From the lips of the kloof he had seen the last few seconds of the tragedy below, and where death would have claimed him in a more reasonable moment he came down in safety now. In his finger-ends was the old tingling of years ago, and in his blood the thrill which he had thought was long dead—the thrill of looking over leveled guns into the eyes of other men. Time had rolled back, and he was the old Stampede Smith. He saw under him lust and passion and murder, as in other days he had seen them, and between him and desire there was neither law nor conscience to bar the way, and his dream—a last great fight—was here to fill the final unwritten page of a life’s drama that was almost closed. And what a fight, if he could make that carpet of soft, white sand unheard and unseen. Six to one! Six men with guns at their sides and rifles in their hands. What a glorious end it would be, for a woman—and Alan Holt!

He blessed the firing up the kloof which kept the men’s faces turned that way; he thanked God for the sound of combat, which made the scraping of rock and the rattle of stones under his feet unheard. He was almost down when a larger rock broke loose, and fell to the ledge. Two of the men turned, but in that same instant came a more thrilling interruption. A cry, a shrill scream, a woman’s voice filled with madness and despair, came from the depth of the cavern, and the five men stared in the direction of its agony. Close upon the cries came Mary Standish, with Graham behind her, reaching out his hands for her. The girl’s hair was flying, her face the color of the white sand, and Graham’s eyes were the eyes of a demon forgetful of all else but her. He caught her. The slim body crumpled in his arms again while pitifully weak hands beat futilely in his face.

And then came a cry such as no man had ever heard in Ghost Kloof before.

It was Stampede Smith. A sheer twenty feet he had leaped to the carpet of sand, and as he jumped his hands whipped out his two guns, and scarcely had his feet touched the floor of the soft pocket in the ledge when death crashed from them swift as lightning flashes, and three of the five were tottering or falling before the other two could draw or swing a rifle. Only one of them had fired a shot. The other went down as if his legs had been knocked from under him by a club, and the one who fired bent forward then, as if making a bow to death, and pitched on his face.

And then Stampede Smith whirled upon John Graham.

During these few swift seconds Graham had stood stunned, with the girl crushed against his breast. He was behind her, sheltered by her body, her head protecting his heart, and as Stampede turned he was drawing a gun, his dark face blazing with the fiendish knowledge that the other could not shoot without killing the girl. The horror of the situation gripped Stampede. He saw Graham’s pistol rise slowly and deliberately. He watched it, fascinated. And the look in Graham’s face was the cold and unexcited triumph of a devil. Stampede saw only that face. It was four inches—perhaps five—away from the girl’s. There was only that—and the extending arm, the crooking finger, the black mouth of the automatic seeking his heart. And then, in that last second, straight into the girl’s staring eyes blazed Stampede’s gun, and the four inches of leering face behind her was suddenly blotted out. It was Stampede, and not the girl, who closed his eyes then; and when he opened them and saw Mary Standish sobbing over Alan’s body, and Graham lying face down in the sand, he reverently raised the gun from which he had fired the last shot, and pressed its hot barrel to his thin lips.

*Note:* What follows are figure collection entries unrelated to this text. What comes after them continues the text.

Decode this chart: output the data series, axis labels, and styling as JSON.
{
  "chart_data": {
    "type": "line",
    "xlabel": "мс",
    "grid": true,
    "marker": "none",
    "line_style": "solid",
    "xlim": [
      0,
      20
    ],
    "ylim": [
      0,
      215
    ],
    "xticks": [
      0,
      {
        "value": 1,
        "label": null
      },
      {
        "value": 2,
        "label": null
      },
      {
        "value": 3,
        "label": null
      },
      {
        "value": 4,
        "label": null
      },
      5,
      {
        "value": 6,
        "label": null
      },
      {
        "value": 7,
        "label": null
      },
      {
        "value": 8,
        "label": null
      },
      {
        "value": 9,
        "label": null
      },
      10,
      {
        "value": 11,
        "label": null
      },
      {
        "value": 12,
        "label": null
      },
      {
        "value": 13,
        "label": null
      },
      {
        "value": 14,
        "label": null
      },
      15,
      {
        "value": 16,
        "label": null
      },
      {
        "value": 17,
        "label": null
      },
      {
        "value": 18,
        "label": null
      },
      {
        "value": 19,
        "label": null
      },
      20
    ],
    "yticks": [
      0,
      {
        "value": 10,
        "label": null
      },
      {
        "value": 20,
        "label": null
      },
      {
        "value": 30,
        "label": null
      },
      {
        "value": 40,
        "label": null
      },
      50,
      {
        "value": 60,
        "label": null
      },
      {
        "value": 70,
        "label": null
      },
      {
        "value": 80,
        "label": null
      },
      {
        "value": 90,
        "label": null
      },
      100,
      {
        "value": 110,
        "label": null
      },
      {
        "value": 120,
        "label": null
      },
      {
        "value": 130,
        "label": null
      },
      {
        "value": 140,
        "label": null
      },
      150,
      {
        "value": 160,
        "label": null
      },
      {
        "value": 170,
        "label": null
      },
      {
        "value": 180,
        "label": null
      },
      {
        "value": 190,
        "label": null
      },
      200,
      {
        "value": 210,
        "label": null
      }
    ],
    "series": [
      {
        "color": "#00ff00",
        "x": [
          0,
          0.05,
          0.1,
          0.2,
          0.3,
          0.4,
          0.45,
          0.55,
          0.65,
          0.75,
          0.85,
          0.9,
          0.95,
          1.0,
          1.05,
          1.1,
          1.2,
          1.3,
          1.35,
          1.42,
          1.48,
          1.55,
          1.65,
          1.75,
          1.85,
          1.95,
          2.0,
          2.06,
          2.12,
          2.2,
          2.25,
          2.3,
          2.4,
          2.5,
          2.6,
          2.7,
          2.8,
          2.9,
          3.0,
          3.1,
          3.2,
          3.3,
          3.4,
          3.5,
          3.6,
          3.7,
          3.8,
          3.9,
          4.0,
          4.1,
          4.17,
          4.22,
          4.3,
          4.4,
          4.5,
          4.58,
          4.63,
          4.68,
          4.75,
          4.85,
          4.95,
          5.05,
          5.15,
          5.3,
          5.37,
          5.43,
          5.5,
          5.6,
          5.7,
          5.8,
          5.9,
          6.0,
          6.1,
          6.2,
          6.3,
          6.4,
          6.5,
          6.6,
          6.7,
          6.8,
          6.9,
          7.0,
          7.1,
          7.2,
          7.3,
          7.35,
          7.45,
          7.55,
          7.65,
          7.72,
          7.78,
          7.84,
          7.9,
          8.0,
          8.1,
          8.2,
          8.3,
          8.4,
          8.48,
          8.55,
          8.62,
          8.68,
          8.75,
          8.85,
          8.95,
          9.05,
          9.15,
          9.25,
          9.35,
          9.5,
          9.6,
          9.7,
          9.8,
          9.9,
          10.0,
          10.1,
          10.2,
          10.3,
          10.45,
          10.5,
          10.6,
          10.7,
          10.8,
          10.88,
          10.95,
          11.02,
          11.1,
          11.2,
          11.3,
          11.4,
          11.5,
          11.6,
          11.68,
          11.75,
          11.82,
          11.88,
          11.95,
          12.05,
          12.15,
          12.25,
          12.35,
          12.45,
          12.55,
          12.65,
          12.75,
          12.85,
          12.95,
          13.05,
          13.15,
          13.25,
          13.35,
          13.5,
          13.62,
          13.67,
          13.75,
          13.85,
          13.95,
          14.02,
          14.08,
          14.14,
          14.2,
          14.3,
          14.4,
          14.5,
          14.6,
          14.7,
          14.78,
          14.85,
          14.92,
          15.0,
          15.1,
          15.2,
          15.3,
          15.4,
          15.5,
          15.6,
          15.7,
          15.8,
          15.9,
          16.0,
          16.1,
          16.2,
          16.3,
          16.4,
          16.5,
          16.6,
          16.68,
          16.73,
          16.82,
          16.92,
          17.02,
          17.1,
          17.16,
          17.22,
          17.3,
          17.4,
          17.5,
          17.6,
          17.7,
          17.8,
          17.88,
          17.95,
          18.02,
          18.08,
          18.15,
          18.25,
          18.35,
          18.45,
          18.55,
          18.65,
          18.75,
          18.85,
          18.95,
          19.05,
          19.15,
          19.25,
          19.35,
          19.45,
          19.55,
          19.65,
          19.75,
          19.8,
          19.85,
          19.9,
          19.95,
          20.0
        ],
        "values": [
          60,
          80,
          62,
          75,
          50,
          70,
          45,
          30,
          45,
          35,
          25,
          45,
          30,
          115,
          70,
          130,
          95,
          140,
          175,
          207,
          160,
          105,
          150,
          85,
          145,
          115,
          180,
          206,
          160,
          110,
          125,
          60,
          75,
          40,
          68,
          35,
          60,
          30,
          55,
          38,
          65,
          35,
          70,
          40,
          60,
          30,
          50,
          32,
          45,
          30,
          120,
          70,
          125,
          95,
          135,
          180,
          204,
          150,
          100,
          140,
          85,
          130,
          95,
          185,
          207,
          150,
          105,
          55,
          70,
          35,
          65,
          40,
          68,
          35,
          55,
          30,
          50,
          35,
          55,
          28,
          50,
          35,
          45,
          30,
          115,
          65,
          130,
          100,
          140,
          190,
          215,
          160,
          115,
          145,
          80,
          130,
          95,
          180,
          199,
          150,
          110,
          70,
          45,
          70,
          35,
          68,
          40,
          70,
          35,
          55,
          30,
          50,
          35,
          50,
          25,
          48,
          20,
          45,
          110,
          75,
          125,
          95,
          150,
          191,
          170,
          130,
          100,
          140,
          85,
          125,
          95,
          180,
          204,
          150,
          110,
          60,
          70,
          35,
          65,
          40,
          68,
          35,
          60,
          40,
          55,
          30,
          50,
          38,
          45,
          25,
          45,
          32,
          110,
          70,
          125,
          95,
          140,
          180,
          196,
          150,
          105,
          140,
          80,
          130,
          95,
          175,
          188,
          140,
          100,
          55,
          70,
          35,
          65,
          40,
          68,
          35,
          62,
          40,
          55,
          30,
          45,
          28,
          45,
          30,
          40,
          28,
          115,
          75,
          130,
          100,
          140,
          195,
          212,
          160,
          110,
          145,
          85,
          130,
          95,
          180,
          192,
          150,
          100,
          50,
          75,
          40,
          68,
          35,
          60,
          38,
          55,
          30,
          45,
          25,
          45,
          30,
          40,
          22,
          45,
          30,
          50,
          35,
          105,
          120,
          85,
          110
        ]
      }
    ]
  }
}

Then he went to Alan. He raised the limp head, while Mary bowed her face in her hands. In her anguish she prayed that she, too, might die, for in this hour of triumph over Graham there was no hope or joy for her. Alan was gone. Only death could have come with that terrible red blot on his forehead, just under the gray streak in his hair. And without him there was no longer a reason for her to live.